As we continue to struggle with the events in El Paso and Dayton, we all must face the fact that the problem of mass shootings in America has been in the headlines for over 30 years, through numerous administrations, with virtually no progress made. In fact, the situation has never been worse.

That shouldn’t be. Virtually all Americans, regardless of demographic characteristics, political views, positions on gun ownership and regulation, political party or political office want to see this escalating violence come to an end.

In our work to “bring light not heat to public discourse” and to demonstrate that people can come together in passionate but respectful debate to find common ground on issues that matter, we see clearly that the lack of progress on this issue is caused by its complexity and the fact that the divisive issue of guns is at the heart of the debate.

The Trump administration is in a unique position to make tangible and significant progress on this problem and move us down the path to eliminating mass shootings. We believe this because:

  • Law-abiding gun owners often do not trust that their government will allow them to keep their weapons — but the support of the Trump administration among gun owners is strong. Gun owners recognize this administration as someone looking out for their interests.
  • The Trump administration demonstrated work to reduce mass shootings when President Trump issued an executive order in December 2018 effectively banning bump stocks.

We believe this administration is in much the same position as President Richard Nixon, a staunch anti-communist, was when presented with the opportunity to open relations with Communist China. That apparent conflict was key to his success, ultimately cooling tensions between the two countries and getting American businesses to access the China market. As the Nixon administration did, we urge our current leaders to seize the opportunity.

But the 30 years of no progress mandate that a new approach is needed. Specifically:

  • The conversation cannot be a referendum on guns and the 2nd Amendment because gun owners and their representatives will not engage.
  • It must acknowledge the complexity of the problem.
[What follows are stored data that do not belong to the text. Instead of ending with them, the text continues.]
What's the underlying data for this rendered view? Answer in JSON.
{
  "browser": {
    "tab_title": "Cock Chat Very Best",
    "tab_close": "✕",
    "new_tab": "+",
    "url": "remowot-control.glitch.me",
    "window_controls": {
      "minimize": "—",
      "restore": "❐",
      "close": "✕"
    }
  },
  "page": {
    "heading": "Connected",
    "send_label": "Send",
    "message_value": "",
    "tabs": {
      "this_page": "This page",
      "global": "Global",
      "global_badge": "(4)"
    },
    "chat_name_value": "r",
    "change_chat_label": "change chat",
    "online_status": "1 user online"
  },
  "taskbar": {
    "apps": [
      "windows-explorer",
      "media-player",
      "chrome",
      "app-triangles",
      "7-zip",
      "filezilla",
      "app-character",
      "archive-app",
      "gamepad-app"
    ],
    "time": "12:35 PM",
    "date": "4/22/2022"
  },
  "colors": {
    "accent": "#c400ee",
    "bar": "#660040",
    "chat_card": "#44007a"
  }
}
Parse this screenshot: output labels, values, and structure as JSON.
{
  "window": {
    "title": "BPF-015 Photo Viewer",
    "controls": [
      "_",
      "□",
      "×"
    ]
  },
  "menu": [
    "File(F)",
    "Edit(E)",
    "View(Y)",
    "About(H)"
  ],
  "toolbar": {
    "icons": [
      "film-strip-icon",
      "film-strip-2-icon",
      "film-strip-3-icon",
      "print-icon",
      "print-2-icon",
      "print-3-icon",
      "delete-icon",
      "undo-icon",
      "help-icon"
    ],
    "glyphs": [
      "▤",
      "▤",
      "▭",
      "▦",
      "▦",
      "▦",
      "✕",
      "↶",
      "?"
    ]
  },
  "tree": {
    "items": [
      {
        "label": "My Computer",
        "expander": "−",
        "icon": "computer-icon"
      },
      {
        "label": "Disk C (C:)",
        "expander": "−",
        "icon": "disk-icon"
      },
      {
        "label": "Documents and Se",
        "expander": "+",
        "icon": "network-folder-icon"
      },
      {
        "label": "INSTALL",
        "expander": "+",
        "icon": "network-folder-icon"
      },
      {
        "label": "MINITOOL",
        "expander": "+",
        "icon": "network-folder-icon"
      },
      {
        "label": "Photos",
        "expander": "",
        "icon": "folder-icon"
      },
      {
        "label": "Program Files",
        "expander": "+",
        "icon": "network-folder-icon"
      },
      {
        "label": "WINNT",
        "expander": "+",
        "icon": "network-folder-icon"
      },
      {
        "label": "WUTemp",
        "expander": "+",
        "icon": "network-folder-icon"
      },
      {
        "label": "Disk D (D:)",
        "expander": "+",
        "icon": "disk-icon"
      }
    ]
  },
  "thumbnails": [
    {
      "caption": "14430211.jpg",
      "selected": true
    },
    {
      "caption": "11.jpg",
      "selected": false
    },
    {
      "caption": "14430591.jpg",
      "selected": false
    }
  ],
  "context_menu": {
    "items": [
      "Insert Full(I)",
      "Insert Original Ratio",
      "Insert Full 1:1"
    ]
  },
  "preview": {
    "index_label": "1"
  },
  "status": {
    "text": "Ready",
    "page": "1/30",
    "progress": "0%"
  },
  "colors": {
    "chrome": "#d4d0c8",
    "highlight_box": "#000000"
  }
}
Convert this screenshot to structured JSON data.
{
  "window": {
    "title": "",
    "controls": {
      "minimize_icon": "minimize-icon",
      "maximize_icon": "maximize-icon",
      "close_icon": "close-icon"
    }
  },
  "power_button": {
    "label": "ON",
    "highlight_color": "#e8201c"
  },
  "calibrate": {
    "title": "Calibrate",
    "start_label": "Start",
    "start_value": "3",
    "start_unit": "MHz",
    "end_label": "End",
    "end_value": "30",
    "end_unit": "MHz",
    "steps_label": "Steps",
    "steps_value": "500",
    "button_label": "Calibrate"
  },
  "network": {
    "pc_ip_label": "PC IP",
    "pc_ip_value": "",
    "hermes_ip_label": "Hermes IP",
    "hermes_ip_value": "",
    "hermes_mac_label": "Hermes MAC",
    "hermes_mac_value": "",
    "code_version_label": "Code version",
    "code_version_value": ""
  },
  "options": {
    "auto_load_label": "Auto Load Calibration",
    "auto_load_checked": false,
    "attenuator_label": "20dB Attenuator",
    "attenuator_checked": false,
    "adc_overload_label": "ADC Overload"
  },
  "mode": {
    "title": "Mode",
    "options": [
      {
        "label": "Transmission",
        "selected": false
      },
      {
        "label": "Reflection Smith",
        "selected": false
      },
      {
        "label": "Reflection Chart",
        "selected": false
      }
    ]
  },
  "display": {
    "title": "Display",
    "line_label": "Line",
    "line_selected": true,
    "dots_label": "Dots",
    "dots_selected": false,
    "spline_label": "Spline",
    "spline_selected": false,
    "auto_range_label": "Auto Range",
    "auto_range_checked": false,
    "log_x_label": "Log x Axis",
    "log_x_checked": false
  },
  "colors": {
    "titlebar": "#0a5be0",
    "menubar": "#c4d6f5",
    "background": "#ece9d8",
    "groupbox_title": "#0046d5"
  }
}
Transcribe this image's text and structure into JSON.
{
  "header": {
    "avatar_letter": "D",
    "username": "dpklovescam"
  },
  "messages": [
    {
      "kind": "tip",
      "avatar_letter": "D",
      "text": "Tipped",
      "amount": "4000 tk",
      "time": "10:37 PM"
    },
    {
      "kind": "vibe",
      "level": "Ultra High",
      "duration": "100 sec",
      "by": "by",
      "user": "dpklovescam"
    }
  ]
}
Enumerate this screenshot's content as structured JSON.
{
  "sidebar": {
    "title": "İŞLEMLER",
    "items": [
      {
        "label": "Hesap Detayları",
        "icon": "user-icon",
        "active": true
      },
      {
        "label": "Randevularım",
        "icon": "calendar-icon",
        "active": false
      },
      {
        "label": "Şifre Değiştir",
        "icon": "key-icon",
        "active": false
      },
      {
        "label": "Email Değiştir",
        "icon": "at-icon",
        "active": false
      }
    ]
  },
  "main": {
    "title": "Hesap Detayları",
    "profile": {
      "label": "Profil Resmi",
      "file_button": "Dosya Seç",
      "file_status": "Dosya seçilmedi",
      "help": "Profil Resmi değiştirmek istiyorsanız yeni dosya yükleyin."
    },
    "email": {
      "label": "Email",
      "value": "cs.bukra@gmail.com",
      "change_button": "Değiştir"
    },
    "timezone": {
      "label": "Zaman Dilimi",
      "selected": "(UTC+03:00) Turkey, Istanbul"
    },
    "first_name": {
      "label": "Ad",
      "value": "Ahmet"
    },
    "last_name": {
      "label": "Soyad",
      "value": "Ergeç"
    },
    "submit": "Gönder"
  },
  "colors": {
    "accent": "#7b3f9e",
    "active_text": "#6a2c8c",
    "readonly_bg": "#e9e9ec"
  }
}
Researchers and law enforcement are working to determine why individuals become shooters, but there is as yet no consensus. And there are different types of mass shootings. Gang-related killings are not the same as what happened in El Paso and Dayton.
  • It needs to include these four basic principles:
  1. Hear from all sides of the issue, including mass shooting victims and those dedicated to saving lives through strict gun control as well as gun owners who are concerned that their Constitutional right to ownership will be effectively eliminated. Seek to understand and account for the different perspectives, particularly of these two groups.
  2. When forming solutions, set ideology aside in favor of facts presented by credible experts.
  3. Outside of assailants, do not assign blame. Instead, seek to identify what individuals, organizations, companies, etc. can do to address the parts of the problem they contribute to. (Note to the media: We believe that assigning blame without reporting on potential solutions or points of progress serves to further divide the nation, making it more difficult to achieve the goal, which is to save innocent lives).
  4. Focus on what is possible and what can be done now. Find the 10-20 percent of the issue the different sides can agree on and take action accordingly. Build on that momentum moving forward.

There are probably a few mechanisms that could work, and we hope our elected officials choose one and get it going. When the findings and recommendations are delivered, we encourage the Trump administration to be the leading and loudest voice convincing citizens and elected officials to embrace the results and support them in speech and action.

We believe this administration has a substantially better opportunity than previous presidents. We implore them to seize it and set us on the path to the elimination of this horrific problem. They will be saving the lives of those who, through no fault of their own, may otherwise be included on the list of mass shooting victims.